例えば、あるwebサービスの運営会社は、1年かけて作り上げたサービスが振るわず、毎月のように赤字を垂れ流す状態だった。半年ほどたち、それを見かねた経営者が「撤退する」といったところ、現場の技術者たちは強固に反対した。
「ここまでやって、途中でやめるなんてダメです。諦められません」
彼らはそう主張した。
またある会社では現場の技術者に「日報」を導入した。

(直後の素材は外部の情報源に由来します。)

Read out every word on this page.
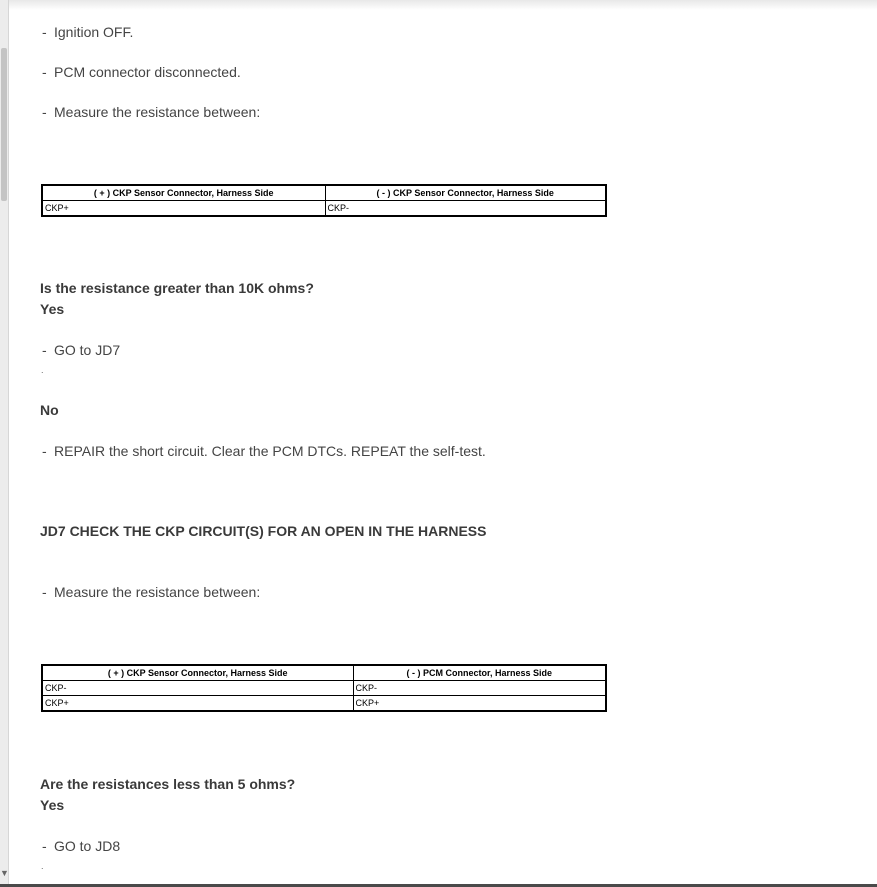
▼
- Ignition OFF.
- PCM connector disconnected.
- Measure the resistance between:
( + ) CKP Sensor Connector, Harness Side	( - ) CKP Sensor Connector, Harness Side
CKP+	CKP-
Is the resistance greater than 10K ohms?
Yes
- GO to JD7
.
No
- REPAIR the short circuit. Clear the PCM DTCs. REPEAT the self-test.
JD7 CHECK THE CKP CIRCUIT(S) FOR AN OPEN IN THE HARNESS
- Measure the resistance between:
( + ) CKP Sensor Connector, Harness Side	( - ) PCM Connector, Harness Side
CKP-	CKP-
CKP+	CKP+
Are the resistances less than 5 ohms?
Yes
- GO to JD8
.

最初の3カ月間、皆で頑張って書いたが、どうやら時間を使うだけであり、目立った成果は上がらなかった。
現場のあるリーダーはそれを見て、「辞めたほうが良いのでは」と、日報を導入した役員に進言したが、彼は頑なに「日報が会社を変えるのだ」と主張して譲らなかった。
仕方なく現場は日報を継続したが、実態は形骸化しており、だれもが毎日日報に使う30分間を「意味が無い」と思っている。
また、とある知り合いがもう5年間、司法試験にチャレンジし、失敗している。だが彼は諦めきれず、未だに受験を続けている。
「普通に就職してはどうか」と周りから言われるそうなのだが、彼は「ここまできて諦められない」と言っている。
サンク・コストという用語がある。すでに回収の見込みない投資や労力のことだ。
つまらない映画を見続けるべきか
2時間の映画のチケットを1800円で購入したとする。映画館に入場し、映画を見始めた。10分後に映画が余りにもつまらないことが判明した場合に、映画を見続けるべきか、それとも途中で映画館を退出して、残りの時間を有効に使うべきかが問題となる。
- 映画を見続けた場合:チケット代1800円と上映時間の2時間を失う。
- 映画を見るのを途中で止めた場合:チケット代1800円と退出までの上映時間の10分間は失うが、残った時間の1時間50分を有効に使うことができる。
この場合、チケット代1800円とつまらないと感じるまでの10分が埋没費用である。この埋没費用は、上記のどちらの選択肢を選んだとしても回収できない費用である。したがって、時間を浪費してまで、つまらないと感じる映画を見続けることは経済学的に合理的な選択ではない。途中で退出して残りの時間を有効に使うことが経済学的に合理的な選択である。しかし、多くの人は「払った1800円がもったいない。元を取らなければ」などと考え、つまらない映画を見続けることによって時間を浪費してしまいがちである。
(Wikipedia)
これは、博打での負け分を取り返そうしとて更に負けが込んでいく状況とよく似ている。
もちろん、やめるのが簡単なこともある。だが、多くのことがかかっていると、「やめたくてもやめられない」「夢を諦められない」という状況と戦わなくてはいけない。
誰しも、自分が決定したことに対して愛着が出てくるものなのだ。
だが、ピーター・ドラッカーは著書※1の中で、
「死体が臭わないようにすることほど涙ぐましく、しかも不毛な仕事はない」
と述べる。
成果を上げることを第一に考えるならば、「始める」よりもまずは今行っている不毛なことを「やめる」ことが、何より重要だ。